Tuesday, September 23, 2008

Walden...er Emerson Pond



A major coup was scored in New York State in the name of conservation, when the Nature Conservancy purchased a large tract of previously held private land for preservation. But before we get there, here are a few random comments I’d like to share with the general blog reading audience.

• Okay, so baseball season is drawing to a close. And that means the droning, grating tones of John Sterling, and worse Suzyn Waldman will cease permeating my car. But honestly after being subjected to Dan Dierdorf for 3 hours during the Giants game on Sunday, I take back everything bad I ever said about baseball announcers. Listening to him is pure misery.

• I advise you strongly to not ever write anything negative about Geo Metros. It turns out that Geo Metro drivers are very much so pleased with their cars, and do not take kindly to you calling them “ugly,” “hideous” or “deathtrap.” The validity of these statements evidently doesn’t change their minds.

* Have you ever been set up to fail? Given an assignment or task that you are woefully unqualified to complete? This happened to me this past week. I was to give a lecture on subject matter that I’m totally uncomfortable with to fellow graduate students. Best case scenario is I look like an idiot. Worst case scenario, I am an idiot. Despite the feeling of impending doom, it was frighteningly liberating. When you know you are going to bomb at something, you can do so with flair. I feel like this morning when I gave the worst lecture on the Coreolis Force in the history of lecturing, at least I went down swinging.

Okay – back to the blog. Take a gander at this video. Breathe it in.


The property in the above video was recently acquired by the Nature Conservancy. The idea behind the property acquisition is to eventually turn the property over to the state of New York for inclusion in the Adirondack State Park. The property in question is known as “Follensby Pond” and checks in at 14,600 acres. The 14,600 acres includes a 1,000 acre stretch around Follensby Pond where Ralph Waldo Emerson and crew chilled out. Prior to acquisition the Pond was the largest such pond in private possession in the Northeastern United States.

From the Nature Conservancy Website:

Follensby Pond drains into the Raquette River where a 20-mile stretch of silver maple floodplain forest is considered to be the best example of that natural community type in the Adirondacks and among the best in the state. The quiet, slow-moving backwater pools associated with that largely undisturbed stretch of river also earned high ranks in a three-year Nature Conservancy study which assigned local, state, and global rankings to approximately 102 natural community types found in the Adirondacks.

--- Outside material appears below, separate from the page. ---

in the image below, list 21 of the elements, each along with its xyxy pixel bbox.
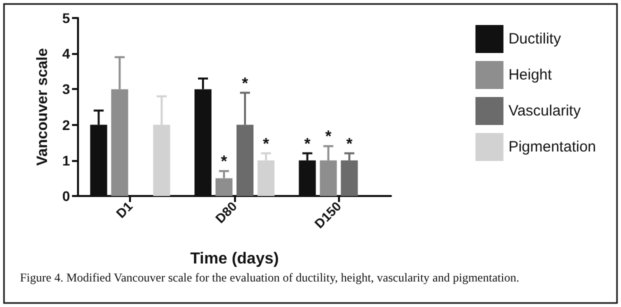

This is a very exciting acquisition for the Nature Conservancy, and eventually for New York State. In addition to being beautiful lands, the region is also ecologically unique, being chosen as the site of Bald Eagle re-introduction.


Follensby Pond was selected as the only site in the Adirondack Park where bald eagles were reintroduced, a process known as “hacking.” New York State Department of Environmental Conservation endangered species unit leader Peter Nye led the effort in the 1980s. “Follensby was an ideal location because it had suitable habitat for current and future use by the eagles, was free from human disturbance, and good for nesting,” he said, adding that it was “a place where eagles could be eagles.”

In 1981 Nye traveled to Alaska, one of the few places in the nation where eagles were abundant, to collect eaglets unable to fly, but old enough to regulate their temperature and tear and eat fish without parental assistance. As many as 60 eaglets were released at Follensby Pond over several years, including one the McCormick grandchildren named “Emerson.” Today, the 12 nesting pairs of bald eagles in the Adirondacks are a testament to the success of those efforts.


It will be some time for New York residents to gain access to the property, as parts of it are currently being leased out for individual recreational use. Full details on the acquisition are available in this New York Times article.